Con cursed. Clarke might be a son of a bitch, but he seemed plenty good at his job. Well, Levi Greer might be a murderer, but if he was, someone was pulling his strings same as Laleh Askari. There were too many coincidences to think otherwise.
“I have to go,” Laleh said.
“What will you do now?”
“I fly to England tonight. I have family in Manchester.”
After leaving Washington, Con told the car to take her back to Levi Greer’s home. If the police had arrested him, there was a chance they’d be gone and that the house’s identification system would mistake Con for her original and let her in. She was dying to have a look around and get a feel for how her original had lived. But when she got there, she found a police car parked in the driveway and the front door barred by yellow caution tape.
With nothing to be done until morning, she went back to the motel for the night.

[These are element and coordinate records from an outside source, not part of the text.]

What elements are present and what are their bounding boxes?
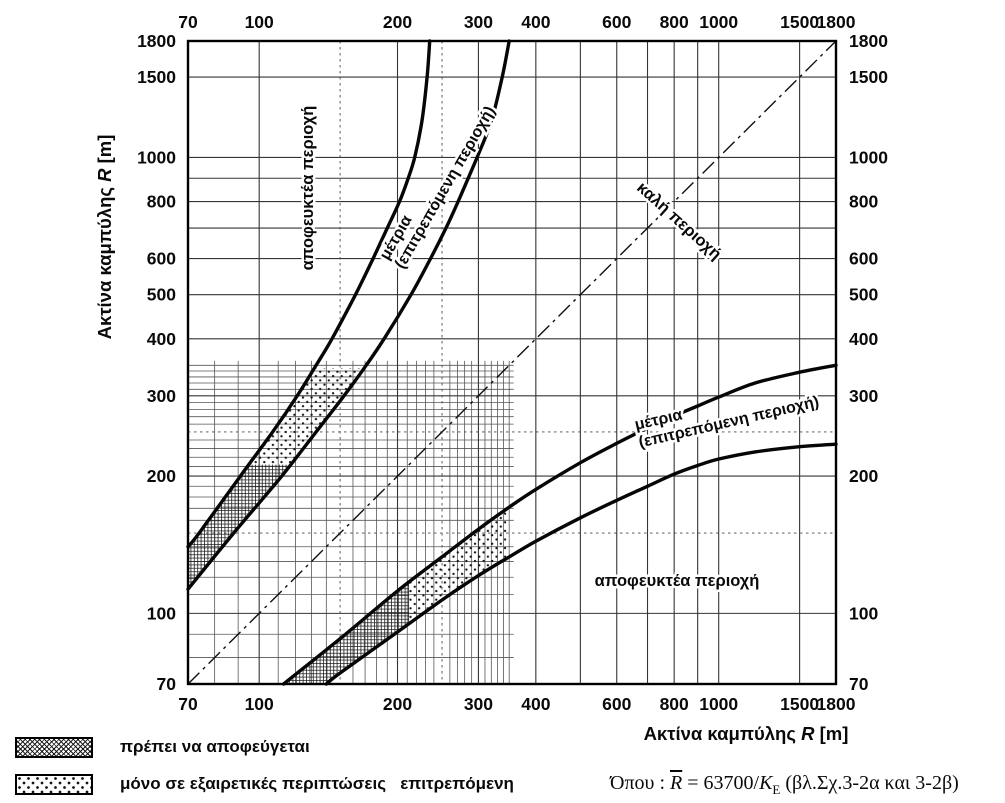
x-axis-top-tick-label: 800 [660,12,689,32]
lower-band-outer-boundary [324,442,838,686]
x-axis-bottom-tick-label: 600 [602,694,631,714]
x-axis-top-tick-label: 1000 [699,12,738,32]
y-axis-right-tick-label: 300 [849,386,878,406]
y-axis-left-tick-label: 1800 [137,31,176,51]
x-axis-top-tick-label: 70 [178,12,198,32]
x-axis-bottom-tick-label: 300 [464,694,493,714]
x-axis-bottom-tick-label: 800 [660,694,689,714]
upper-band-inner-boundary [186,39,511,591]
y-axis-right-tick-label: 100 [849,603,878,623]
y-axis-left-tick-label: 100 [147,603,176,623]
y-axis-left-tick-label: 800 [147,192,176,212]
formula-k: K [759,772,773,794]
y-axis-right-tick-label: 70 [849,674,869,694]
x-axis-bottom-tick-label: 70 [178,694,198,714]
boundary-curves [186,39,838,686]
y-axis-right-tick-label: 500 [849,285,878,305]
legend: πρέπει να αποφεύγεται μόνο σε εξαιρετικέ… [15,736,514,795]
x-axis-top-tick-label: 100 [245,12,274,32]
grid-major [188,41,836,684]
crosshatch-swatch [15,736,93,758]
y-axis-left-tick-label: 600 [147,249,176,269]
axis-titles: Ακτίνα καμπύλης R [m] Ακτίνα καμπύλης R [… [94,135,848,744]
region-labels: αποφευκτέα περιοχή μέτρια(επιτρεπόμενη πε… [297,101,824,593]
x-axis-bottom-tick-label: 200 [383,694,412,714]
formula-reference: (βλ.Σχ.3-2α και 3-2β) [780,772,959,794]
formula-rbar: R [670,772,683,794]
x-axis-top-tick-label: 400 [521,12,550,32]
tick-labels: 7070100100200200300300400400600600800800… [137,12,888,714]
y-axis-right-tick-label: 200 [849,466,878,486]
y-axis-left-tick-label: 400 [147,329,176,349]
y-axis-left-tick-label: 500 [147,285,176,305]
y-axis-right-tick-label: 600 [849,249,878,269]
good-region-diagonal [187,40,837,685]
x-axis-bottom-tick-label: 1800 [817,694,856,714]
x-axis-top-tick-label: 1800 [817,12,856,32]
formula-k-subscript: E [772,782,781,797]
x-axis-bottom-tick-label: 100 [245,694,274,714]
y-axis-left-tick-label: 1500 [137,67,176,87]
y-axis-right-tick-label: 800 [849,192,878,212]
x-axis-bottom-tick-label: 1000 [699,694,738,714]
upper-band-dotted-region [248,368,365,465]
y-axis-right-tick-label: 1800 [849,31,888,51]
x-axis-bottom-tick-label: 1500 [780,694,819,714]
region-label-avoid-upper: αποφευκτέα περιοχή [299,106,317,271]
legend-label-must-avoid: πρέπει να αποφεύγεται [120,737,310,756]
x-axis-top-tick-label: 600 [602,12,631,32]
region-label-moderate-lower: μέτρια(επιτρεπόμενη περιοχή) [633,376,821,452]
plot-frame [186,39,838,686]
lower-band-dotted-region [409,509,507,624]
dots-swatch [15,773,93,795]
y-axis-left-tick-label: 1000 [137,147,176,167]
diagonal-line-group [187,40,837,685]
y-axis-left-tick-label: 70 [157,674,177,694]
plot-border [186,39,838,686]
x-axis-title: Ακτίνα καμπύλης R [m] [644,723,849,744]
y-axis-right-tick-label: 1000 [849,147,888,167]
region-label-good: καλή περιοχή [633,179,725,264]
upper-band-outer-boundary [186,39,432,549]
grid-fine [188,360,514,684]
legend-item-must-avoid: πρέπει να αποφεύγεται [15,736,514,758]
formula-note: Όπου : R = 63700/KE (βλ.Σχ.3-2α και 3-2β… [610,772,959,798]
region-label-avoid-lower: αποφευκτέα περιοχή [595,572,760,590]
lower-band-inner-boundary [281,363,838,686]
y-axis-left-tick-label: 300 [147,386,176,406]
x-axis-bottom-tick-label: 400 [521,694,550,714]
y-axis-right-tick-label: 1500 [849,67,888,87]
y-axis-title: Ακτίνα καμπύλης R [m] [94,135,115,340]
y-axis-left-tick-label: 200 [147,466,176,486]
x-axis-top-tick-label: 300 [464,12,493,32]
formula-equals: = 63700/ [682,772,760,794]
legend-item-exceptional-cases: μόνο σε εξαιρετικές περιπτώσεις επιτρεπό… [15,773,514,795]
formula-where: Όπου : [610,772,670,794]
y-axis-right-tick-label: 400 [849,329,878,349]
x-axis-top-tick-label: 1500 [780,12,819,32]
legend-label-exceptional-cases: μόνο σε εξαιρετικές περιπτώσεις επιτρεπό… [120,774,514,793]
x-axis-top-tick-label: 200 [383,12,412,32]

She stopped in at the manager’s office, curious to know if Detective Clarke had left word. A tired white woman in her sixties looked up from a dog-eared book of sudoku puzzles.

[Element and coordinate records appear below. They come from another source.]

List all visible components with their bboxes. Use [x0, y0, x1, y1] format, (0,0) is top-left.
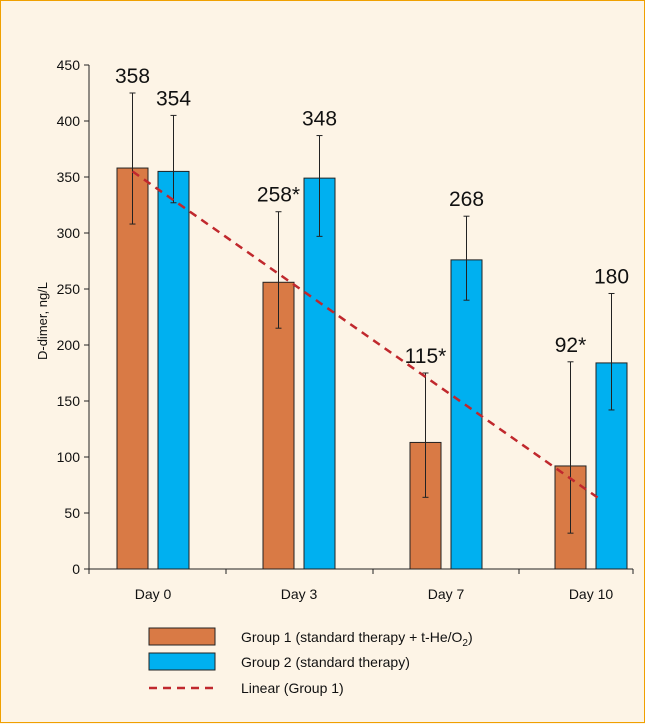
bar: [262, 281, 295, 570]
y-tick-label: 450: [57, 57, 81, 73]
y-tick-label: 300: [57, 225, 81, 241]
legend-label: Group 2 (standard therapy): [241, 654, 410, 670]
data-label: 348: [302, 108, 337, 131]
data-label: 354: [156, 87, 191, 110]
data-label: 92*: [555, 334, 587, 357]
legend-label: Linear (Group 1): [241, 680, 344, 696]
y-tick-label: 150: [57, 393, 81, 409]
x-tick-label: Day 7: [428, 586, 465, 602]
legend-swatch: [148, 652, 216, 671]
y-tick-label: 200: [57, 337, 81, 353]
data-label: 115*: [405, 345, 447, 368]
data-label: 180: [594, 265, 629, 288]
data-label: 258*: [257, 184, 300, 207]
data-label: 358: [115, 65, 150, 88]
x-tick-label: Day 10: [569, 586, 614, 602]
axes: 0 50 100 150 200 250 300 350 400 450 Day 0 Day 3 Day…: [57, 57, 634, 602]
bars: [116, 167, 628, 570]
bar: [157, 170, 190, 570]
x-tick-label: Day 0: [135, 586, 172, 602]
trendline-layer: [131, 170, 602, 501]
y-tick-label: 50: [64, 505, 80, 521]
trendline: [131, 170, 602, 501]
bar: [116, 167, 149, 570]
y-tick-label: 400: [57, 113, 81, 129]
data-label: 268: [449, 188, 484, 211]
error-bars: [129, 92, 615, 534]
legend-label: Group 1 (standard therapy + t-He/O2): [241, 629, 473, 649]
legend: Group 1 (standard therapy + t-He/O2) Grou…: [148, 627, 473, 696]
x-tick-label: Day 3: [281, 586, 318, 602]
bar: [303, 177, 336, 570]
y-tick-label: 350: [57, 169, 81, 185]
y-tick-label: 0: [72, 561, 80, 577]
y-tick-label: 100: [57, 449, 81, 465]
y-tick-label: 250: [57, 281, 81, 297]
data-labels: 358 258* 115* 92* 354 348 268 180: [115, 65, 629, 368]
legend-swatch: [148, 627, 216, 646]
y-axis-title: D-dimer, ng/L: [35, 282, 50, 360]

“We don’t log messages. This ain’t the Beverly Wilshire.”
It was a fair point. And despite the motel’s half-hearted approach to record keeping, she doubted Clarke had been by. Why would he? With Levi Greer behind bars, she’d probably dropped way down his list of priorities. Possibly off of it. With a bit of luck, he didn’t even know that she’d played hooky.
Back up in her room, she put on the news and ran a shower. The death of Con D’Arcy was now national news. She sat on the edge of the bed, wrapped in a towel, and flipped to all the news networks to be sure. One channel showed footage of police searching the farm while a reporter described the gruesome discovery of Levi Greer’s wife. A wedding photograph of the happy couple appeared in one corner of the screen. For contrast, Con supposed. She’d also be good with them referring to her as something other than a wife. On another channel, a heated roundtable discussion raged over the ethical treatment of clones. To her surprise, there was even some sympathy for her situation among the panelists. The fact that she was of “limited means” seemed to work in her favor—a polite way of saying broke-ass poor. It was nice to hear something positive, but it wasn’t lost on her that there wasn’t a single clone on the panel. When the discussion turned to Levi Greer, the panel wasn’t nearly so gentle.